Man glaubt es kaum aber: Auch Arbeitgeber haben Gefühle. „Den“ Arbeitgeber als solchen gibt es ja – vom Inhaber geführten Unternehmen abgesehen – in den meisten Fällen gar nicht. „Der“ Arbeitgeber wird repräsentiert durch eine ganze Reihe Führungskräfte und die Personalabteilung. Alles Menschen, die man verletzen kann. Jeder mit einem anderen wunden Punkt. Jeder mit einem anderen Grad an Sensibilität.
Nun kann es vorkommen, dass ein Arbeitnehmer Fehler macht, große Fehler vielleicht. Fehler, die dem Arbeitgeber (also den ihn repräsentierenden Menschen) die Haare zu Berge stehen und das Blut in den Adern gefrieren lassen. Es kann auch sein, dass der Arbeitnehmer den Fehler gar nicht begangen hat und sich alles aufklären lässt. Gehen wir mal davon aus, dass zwischen Arbeitgeber und Arbeitnehmer „dicke Luft“ herrscht. Angereichert wird das Ganze durch eine schlechte „Performance“ des Arbeitnehmers in den vergangenen Jahren bei der man immer wieder ein Auge zugedrückt hat und was sich – aus Sicht des Arbeitgebers – nun rächt. Schon ist der schönste Konflikt am kochen. Enttäuschung über den Arbeitnehmer, den man doch immer unter seine Fittiche genommen und den man trotz schlechter Leistungen immer mitgeschleppt hat, auf dessen private Situation man – vielleicht – Rücksicht genommen hat, macht sich breit.
Der Arbeitgeber, also die direkte Führungskraft gemeinsam mit der Personalabteilung versuchen den Fehler aufzuklären und stellen dem Arbeitnehmer – aus dessen Sicht – unangenehme Fragen.

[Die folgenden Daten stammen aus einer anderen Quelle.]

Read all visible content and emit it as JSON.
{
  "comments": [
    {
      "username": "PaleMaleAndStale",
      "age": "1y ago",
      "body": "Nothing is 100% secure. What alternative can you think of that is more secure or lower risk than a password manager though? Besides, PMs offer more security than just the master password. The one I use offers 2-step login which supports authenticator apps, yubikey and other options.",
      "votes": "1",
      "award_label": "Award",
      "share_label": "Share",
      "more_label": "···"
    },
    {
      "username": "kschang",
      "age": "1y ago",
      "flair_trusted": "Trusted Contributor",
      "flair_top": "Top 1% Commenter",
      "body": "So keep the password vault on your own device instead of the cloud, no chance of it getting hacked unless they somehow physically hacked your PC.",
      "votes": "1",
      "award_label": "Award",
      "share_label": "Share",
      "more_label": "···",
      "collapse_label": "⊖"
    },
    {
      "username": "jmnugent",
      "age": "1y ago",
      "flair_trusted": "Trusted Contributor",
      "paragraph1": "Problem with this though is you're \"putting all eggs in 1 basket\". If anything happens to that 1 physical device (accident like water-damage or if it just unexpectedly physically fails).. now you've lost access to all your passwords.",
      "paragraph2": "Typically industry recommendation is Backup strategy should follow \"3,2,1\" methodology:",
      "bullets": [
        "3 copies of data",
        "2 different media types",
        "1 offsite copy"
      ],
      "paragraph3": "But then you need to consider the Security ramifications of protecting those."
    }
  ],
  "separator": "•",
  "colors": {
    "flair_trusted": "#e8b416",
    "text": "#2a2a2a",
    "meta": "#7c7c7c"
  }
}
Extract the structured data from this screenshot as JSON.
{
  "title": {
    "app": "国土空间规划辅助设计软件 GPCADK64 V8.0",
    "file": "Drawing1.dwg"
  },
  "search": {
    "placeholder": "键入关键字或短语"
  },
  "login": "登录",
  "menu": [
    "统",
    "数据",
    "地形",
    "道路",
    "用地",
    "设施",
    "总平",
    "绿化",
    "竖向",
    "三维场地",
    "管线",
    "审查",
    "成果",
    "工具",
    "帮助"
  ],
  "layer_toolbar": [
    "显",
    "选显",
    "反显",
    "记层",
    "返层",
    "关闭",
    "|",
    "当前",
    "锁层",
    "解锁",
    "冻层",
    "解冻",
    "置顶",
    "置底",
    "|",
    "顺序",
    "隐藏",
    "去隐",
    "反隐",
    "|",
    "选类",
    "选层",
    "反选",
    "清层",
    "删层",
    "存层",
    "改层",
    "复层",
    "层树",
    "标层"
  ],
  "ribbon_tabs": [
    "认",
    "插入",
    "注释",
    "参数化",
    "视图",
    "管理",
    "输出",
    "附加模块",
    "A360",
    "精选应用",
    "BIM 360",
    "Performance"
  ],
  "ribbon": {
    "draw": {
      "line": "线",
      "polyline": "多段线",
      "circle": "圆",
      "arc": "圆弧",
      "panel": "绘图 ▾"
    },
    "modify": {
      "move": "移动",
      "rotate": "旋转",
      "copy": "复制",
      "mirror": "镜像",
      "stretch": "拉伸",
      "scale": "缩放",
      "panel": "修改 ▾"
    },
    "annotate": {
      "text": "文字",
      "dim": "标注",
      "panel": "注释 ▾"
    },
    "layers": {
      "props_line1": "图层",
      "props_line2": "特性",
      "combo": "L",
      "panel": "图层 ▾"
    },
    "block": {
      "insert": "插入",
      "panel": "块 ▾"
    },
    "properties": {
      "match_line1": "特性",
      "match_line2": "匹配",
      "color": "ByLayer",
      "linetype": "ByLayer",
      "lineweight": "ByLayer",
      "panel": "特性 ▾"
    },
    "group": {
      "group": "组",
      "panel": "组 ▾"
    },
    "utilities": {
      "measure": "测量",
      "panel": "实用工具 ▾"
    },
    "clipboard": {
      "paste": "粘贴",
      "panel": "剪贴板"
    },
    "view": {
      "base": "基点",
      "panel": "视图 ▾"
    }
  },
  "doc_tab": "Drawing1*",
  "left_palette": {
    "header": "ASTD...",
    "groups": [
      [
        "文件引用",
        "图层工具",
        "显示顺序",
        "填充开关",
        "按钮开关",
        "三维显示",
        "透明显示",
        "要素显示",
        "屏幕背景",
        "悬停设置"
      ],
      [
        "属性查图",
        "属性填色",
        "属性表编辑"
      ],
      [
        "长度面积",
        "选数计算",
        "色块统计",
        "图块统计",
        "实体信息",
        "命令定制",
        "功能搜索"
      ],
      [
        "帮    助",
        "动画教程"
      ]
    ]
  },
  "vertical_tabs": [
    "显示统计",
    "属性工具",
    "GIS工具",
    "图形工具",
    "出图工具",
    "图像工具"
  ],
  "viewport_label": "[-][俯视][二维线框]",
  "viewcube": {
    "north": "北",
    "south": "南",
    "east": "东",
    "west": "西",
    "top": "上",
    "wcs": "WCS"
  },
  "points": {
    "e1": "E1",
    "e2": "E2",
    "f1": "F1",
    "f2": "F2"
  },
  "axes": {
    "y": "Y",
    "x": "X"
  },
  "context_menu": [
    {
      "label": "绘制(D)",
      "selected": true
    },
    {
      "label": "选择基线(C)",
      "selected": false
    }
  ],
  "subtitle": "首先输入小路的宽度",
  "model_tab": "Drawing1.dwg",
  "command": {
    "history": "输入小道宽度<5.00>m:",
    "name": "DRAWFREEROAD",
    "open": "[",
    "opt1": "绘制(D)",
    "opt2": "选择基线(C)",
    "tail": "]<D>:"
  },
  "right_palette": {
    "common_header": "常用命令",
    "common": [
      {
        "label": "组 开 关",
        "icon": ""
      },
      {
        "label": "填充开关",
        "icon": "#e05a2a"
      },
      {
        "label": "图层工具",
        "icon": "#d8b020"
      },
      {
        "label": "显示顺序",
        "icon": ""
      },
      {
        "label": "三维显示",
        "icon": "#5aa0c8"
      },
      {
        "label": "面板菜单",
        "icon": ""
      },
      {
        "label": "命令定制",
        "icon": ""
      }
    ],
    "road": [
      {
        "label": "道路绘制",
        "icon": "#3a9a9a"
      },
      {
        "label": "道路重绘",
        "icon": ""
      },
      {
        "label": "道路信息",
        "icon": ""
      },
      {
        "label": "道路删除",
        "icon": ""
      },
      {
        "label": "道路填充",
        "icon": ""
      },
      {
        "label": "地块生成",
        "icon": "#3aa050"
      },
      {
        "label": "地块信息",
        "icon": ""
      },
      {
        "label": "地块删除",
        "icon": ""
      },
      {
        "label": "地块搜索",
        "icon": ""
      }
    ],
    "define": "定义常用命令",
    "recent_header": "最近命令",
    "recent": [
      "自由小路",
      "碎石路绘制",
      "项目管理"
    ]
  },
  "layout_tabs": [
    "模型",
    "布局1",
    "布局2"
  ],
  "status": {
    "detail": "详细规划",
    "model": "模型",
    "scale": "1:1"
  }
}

Fragen, bei denen er sich (auch Mensch mit Gefühlen) in die Enge getrieben fühlt. Angst vor dem Verlust des Arbeitsplatzes kommt hoch. Der Arbeitnehmer weiß zumindest unterbewusst, dass er keine Granate ist und nicht im Verdacht steht, der nächste „Mitarbeiter des Monats“ zu werden. Aber er ist schon Anfang 50, die Kinder sind noch zu Haus und der Partner ist arbeitslos. Die Kacke ist am dampfen und er tut, was man in solchen Situationen tun sollte: Er holt sich Rat bei einem Anwalt. Soweit ist alles prima.
Nun aber geschieht etwas, das geeignet ist, ein ohnehin schon morsches Tischtuch gänzlich zu zerstören: Der Arbeitnehmer lässt den Anwalt einen zackigen Brief schreiben. Dass ein Arbeitnehmer zum Anwalt geht, ist für sich genommen nicht schlimm. Dem Arbeitgeber ist bewusst, dass ein Arbeitnehmer in einer solchen Situation Rat und Hilfe sucht. Zwar hätte er es lieber, wenn der Arbeitnehmer das nicht täte aber er rechnet damit. Jedoch – und nun kommen wir zum Punkt mit den Gefühlen und der Kommunikation – die Führungskräfte, die sich immer für diesen Menschen eingesetzt haben und nun eigentlich nur das Entstehen eines schlimmen Fehlers aufklären wollen, fühlen sich vor den Kopf gestoßen. Was ist schief gegangen? Wenn ein Konflikt ein Stadium erreicht, in dem man Anwälte benötigt, weil man alleine nicht mehr weiter kommt und wenn man als Arbeitnehmer seinen Arbeitsplatz retten will, dann sollte man nicht mit der Axt durch die Eingangstür kommen. Briefe schreiben ist o.k. aber der Arbeitnehmer hätte seinen Anwalt ankündigen müssen. Nach einem langen Beschäftigungsverhältnis wird ein Anwaltsbrief ohne vorherige Ankündigung einfach als Affront verstanden. In einem Konflikt, der schon weit gediehen ist, muss man seine Werkzeuge (bitte nicht Waffen) , sprich Anwälte sorgsam positionieren und einsetzen. Soll der Arbeitsplatz erhalten werden ist sehr viel Diplomatie gefragt. Auch von den Anwälten.
Wichtig: Es geht nicht darum, dass man seine Rechte nicht wahren oder sich keine Hilfe holen sollte. Jedoch muss man immer die Gefühle der anderen Seite im Blick haben. Achtsamkeit ist gefragt. Will man einen arbeitsrechtlichen Konflikt lösen und seinen Job retten, sind Hammer und Axt schlechte Werkzeuge.